Naturally, I recruited help.
And by “help,” I mean three guys who showed up wearing brand-new work gloves and carrying absolutely no sense of urgency.
The first guy arrived with a cooler and lawn chair like we were tailgating a football game instead of hanging siding in 90-degree heat. The second guy spent twenty minutes explaining how he “used to do construction,” which usually means he once handed someone a hammer in 1998. The third guy was actually useful for about twelve minutes before disappearing every time something heavy needed lifted.
Meanwhile, I’m out there measuring, cutting, climbing ladders, and trying not to staple my own shirt to the side of the house.
Vinyl siding has a magical ability to humble a man instantly. You measure perfectly on the ground, cut perfectly on the sawhorse, then somehow get on the ladder and realize the piece is two inches short and shaped like a boomerang. I don’t know how that happens. It’s science nobody understands.
The wind also becomes your greatest enemy. A light breeze suddenly turns every siding panel into a giant plastic sail. I’d get one lined up perfectly, and WHOOSH — now I’m fighting for my life while the neighbors watch from across the street pretending they aren’t entertained.

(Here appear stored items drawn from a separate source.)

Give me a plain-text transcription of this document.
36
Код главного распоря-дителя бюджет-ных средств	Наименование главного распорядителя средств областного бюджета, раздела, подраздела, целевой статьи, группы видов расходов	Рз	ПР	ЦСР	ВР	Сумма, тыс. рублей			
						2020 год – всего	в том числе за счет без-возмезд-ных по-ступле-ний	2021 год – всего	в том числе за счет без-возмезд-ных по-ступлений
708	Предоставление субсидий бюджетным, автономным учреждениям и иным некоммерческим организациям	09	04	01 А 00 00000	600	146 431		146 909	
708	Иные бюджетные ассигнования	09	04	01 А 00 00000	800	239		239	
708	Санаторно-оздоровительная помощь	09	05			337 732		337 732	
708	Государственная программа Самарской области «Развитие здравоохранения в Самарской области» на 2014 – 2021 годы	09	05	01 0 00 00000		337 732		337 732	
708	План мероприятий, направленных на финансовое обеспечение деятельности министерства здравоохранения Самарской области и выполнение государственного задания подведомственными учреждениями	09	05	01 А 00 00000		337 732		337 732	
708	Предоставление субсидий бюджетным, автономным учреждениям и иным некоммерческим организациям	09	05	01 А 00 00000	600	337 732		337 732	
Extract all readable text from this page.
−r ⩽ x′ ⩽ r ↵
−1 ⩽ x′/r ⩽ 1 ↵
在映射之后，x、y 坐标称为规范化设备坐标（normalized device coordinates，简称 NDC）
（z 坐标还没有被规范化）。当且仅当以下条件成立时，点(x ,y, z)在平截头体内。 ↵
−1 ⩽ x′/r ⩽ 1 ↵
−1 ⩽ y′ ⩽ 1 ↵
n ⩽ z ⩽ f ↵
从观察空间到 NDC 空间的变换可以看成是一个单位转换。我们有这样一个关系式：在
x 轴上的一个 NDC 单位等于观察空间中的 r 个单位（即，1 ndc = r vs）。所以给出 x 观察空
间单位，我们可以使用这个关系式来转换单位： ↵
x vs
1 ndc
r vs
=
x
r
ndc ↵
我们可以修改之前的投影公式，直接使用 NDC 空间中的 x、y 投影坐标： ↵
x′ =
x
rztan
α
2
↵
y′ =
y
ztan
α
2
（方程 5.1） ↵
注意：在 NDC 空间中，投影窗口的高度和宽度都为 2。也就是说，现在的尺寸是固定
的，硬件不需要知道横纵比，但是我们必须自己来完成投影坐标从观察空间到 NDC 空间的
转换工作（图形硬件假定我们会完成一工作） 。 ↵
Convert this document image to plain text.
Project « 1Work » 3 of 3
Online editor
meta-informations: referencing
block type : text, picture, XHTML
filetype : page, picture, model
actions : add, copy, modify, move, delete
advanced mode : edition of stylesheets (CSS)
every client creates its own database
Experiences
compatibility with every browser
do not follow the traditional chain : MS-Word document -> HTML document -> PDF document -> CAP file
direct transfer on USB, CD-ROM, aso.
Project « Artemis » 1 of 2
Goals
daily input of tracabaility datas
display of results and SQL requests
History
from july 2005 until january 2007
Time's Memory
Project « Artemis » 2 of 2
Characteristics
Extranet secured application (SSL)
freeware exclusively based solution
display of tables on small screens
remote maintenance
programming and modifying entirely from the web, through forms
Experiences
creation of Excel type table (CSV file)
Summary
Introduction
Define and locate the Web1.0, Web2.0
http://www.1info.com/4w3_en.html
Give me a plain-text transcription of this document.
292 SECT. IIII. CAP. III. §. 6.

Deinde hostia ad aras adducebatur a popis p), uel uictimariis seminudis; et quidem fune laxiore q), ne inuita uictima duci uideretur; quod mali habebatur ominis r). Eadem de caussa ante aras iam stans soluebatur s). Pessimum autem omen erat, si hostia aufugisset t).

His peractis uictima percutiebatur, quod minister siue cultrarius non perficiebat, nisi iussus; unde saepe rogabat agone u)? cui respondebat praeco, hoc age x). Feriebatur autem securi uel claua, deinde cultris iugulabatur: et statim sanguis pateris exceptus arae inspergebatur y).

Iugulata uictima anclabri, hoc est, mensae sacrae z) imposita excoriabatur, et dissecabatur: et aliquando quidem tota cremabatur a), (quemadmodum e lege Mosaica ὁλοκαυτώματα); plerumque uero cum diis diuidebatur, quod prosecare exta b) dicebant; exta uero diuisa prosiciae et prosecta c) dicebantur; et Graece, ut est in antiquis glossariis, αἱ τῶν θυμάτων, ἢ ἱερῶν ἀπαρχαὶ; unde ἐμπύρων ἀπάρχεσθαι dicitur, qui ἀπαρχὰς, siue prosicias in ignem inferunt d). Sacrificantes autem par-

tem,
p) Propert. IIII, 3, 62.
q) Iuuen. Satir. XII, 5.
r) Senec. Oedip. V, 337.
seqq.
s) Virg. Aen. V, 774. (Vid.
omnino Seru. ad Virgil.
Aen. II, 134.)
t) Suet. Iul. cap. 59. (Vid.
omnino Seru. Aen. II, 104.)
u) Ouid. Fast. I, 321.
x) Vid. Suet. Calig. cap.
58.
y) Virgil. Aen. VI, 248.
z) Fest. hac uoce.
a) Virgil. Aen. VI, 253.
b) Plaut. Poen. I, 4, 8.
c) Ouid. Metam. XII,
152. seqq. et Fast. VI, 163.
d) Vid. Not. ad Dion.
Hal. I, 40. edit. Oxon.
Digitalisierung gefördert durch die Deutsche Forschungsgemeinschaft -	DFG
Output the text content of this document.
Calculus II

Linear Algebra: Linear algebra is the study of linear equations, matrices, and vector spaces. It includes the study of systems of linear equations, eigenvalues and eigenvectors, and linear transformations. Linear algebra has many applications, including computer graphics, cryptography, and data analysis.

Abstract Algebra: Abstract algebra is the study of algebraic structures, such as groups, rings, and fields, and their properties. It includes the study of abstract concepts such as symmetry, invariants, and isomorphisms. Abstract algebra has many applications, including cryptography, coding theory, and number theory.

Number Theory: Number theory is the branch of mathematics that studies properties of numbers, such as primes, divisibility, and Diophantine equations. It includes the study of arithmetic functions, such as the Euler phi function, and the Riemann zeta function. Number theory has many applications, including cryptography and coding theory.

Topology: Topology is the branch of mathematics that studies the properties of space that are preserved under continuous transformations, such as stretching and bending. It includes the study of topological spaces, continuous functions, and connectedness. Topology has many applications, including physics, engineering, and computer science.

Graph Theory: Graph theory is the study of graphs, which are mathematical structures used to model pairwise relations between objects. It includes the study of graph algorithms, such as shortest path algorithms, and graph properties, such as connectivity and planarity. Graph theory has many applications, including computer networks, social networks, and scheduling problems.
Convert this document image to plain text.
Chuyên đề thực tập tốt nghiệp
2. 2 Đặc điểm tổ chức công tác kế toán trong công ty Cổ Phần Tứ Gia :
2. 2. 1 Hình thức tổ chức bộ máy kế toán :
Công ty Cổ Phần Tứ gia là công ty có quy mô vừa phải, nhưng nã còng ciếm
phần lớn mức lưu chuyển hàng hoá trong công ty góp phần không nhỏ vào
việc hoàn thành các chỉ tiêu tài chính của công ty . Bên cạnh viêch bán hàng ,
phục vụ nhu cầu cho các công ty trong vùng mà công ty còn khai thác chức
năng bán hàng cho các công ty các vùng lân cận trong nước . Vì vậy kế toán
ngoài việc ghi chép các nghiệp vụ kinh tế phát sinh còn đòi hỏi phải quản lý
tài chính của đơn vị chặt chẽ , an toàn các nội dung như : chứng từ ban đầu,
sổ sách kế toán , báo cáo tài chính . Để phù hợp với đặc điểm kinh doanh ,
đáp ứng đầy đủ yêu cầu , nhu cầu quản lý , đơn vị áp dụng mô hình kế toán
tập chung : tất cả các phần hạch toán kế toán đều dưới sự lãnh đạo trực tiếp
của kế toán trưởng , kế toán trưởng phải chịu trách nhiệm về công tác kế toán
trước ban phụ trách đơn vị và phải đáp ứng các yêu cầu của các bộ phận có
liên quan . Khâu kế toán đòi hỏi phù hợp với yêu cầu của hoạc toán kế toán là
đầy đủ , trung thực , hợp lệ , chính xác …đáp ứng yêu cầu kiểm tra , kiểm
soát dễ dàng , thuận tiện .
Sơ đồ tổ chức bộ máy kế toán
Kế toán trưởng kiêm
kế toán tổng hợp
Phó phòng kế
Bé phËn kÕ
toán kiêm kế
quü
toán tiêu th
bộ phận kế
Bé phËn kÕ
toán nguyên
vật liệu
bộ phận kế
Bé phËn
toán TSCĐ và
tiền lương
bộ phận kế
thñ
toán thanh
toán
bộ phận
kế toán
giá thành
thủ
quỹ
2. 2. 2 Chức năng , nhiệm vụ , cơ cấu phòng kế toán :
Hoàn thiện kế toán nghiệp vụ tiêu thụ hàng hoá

Nothing tests friendships like trying to snap siding into place while one guy says, “Lift your side up,” another says, “No, down,” and the third guy is holding the wrong end entirely while sipping a sports drink.
At one point I looked down and realized I had finished an entire wall while the others were still debating where the extension cord went.
I’m not even exaggerating.
I climbed down after hanging about twenty panels and found them standing around the miter saw like archaeologists examining ancient ruins.
“Think this blade cuts vinyl?”
Buddy, I already sided half the garage while you were hosting a committee meeting.
Then came the snack breaks.
I’ve never seen men suddenly become nutrition experts faster than during manual labor. Everybody needed water. Then chips. Then another drink. Then somebody spotted a burger place down the road and suddenly the entire crew vanished like a NASCAR pit team.
Meanwhile I stayed up on the ladder because momentum is sacred once you finally get going. You stop for fifteen minutes and your body locks up like an old lawn mower left out in winter.
So there I was, sweaty, sunburned, and covered in little plastic shavings, still moving faster than three fully rested men combined.
The best part was when everyone started offering advice after I’d already done most of the work.
“You should overlap that a little more.”
Really? Interesting timing considering I just installed enough siding to wrap the Pentagon while you were eating beef jerky in the shade.
And ladders always create fake confidence. A guy stands on one rung and suddenly thinks he’s a structural engineer.
“You know what they should’ve done on this house?”
No, Carl. I don’t know. You fell off a step stool hanging Christmas lights last year.
By late afternoon, the job site looked like a tornado hit a plastic factory. Empty water bottles everywhere. Scraps of siding blowing across the yard. Tools scattered in random places. One hammer somehow ended up in the flower bed. Nobody knew how.
But somehow the house actually started looking good.
That’s the dangerous thing about siding work. You suffer all day, question every decision you’ve ever made, threaten to quit twelve times, and then suddenly you step back and think, “Well I’ll be damned… that looks professional.”
For approximately six seconds, I felt like the king of construction.
Then I remembered I still had the back side of the garage left.
The worst part of the whole project was hearing the guys afterward talk like we all equally carried the workload.
“We knocked that out pretty fast.”
WE?
Brother, I saw you spend forty minutes trying to untangle an air hose.
I became a machine out there. Up the ladder. Down the ladder. Measure. Cut. Snap. Nail. Repeat. At one point I was moving so fast even the neighbors started slowing down when they drove by just to watch the chaos unfold.
One old guy across the street finally yelled, “You hiring?”
Not unless you can carry more than a sandwich and opinions.
Still, there’s something satisfying about finishing siding work. You stand there sore from head to toe, knees aching, hands cramped up like lobster claws, and clothes covered in dirt, but the house looks sharp enough to make you forget the suffering.
At least until somebody says, “You should help me do mine sometime.”
That’s when you suddenly remember you’re “too busy this summer.”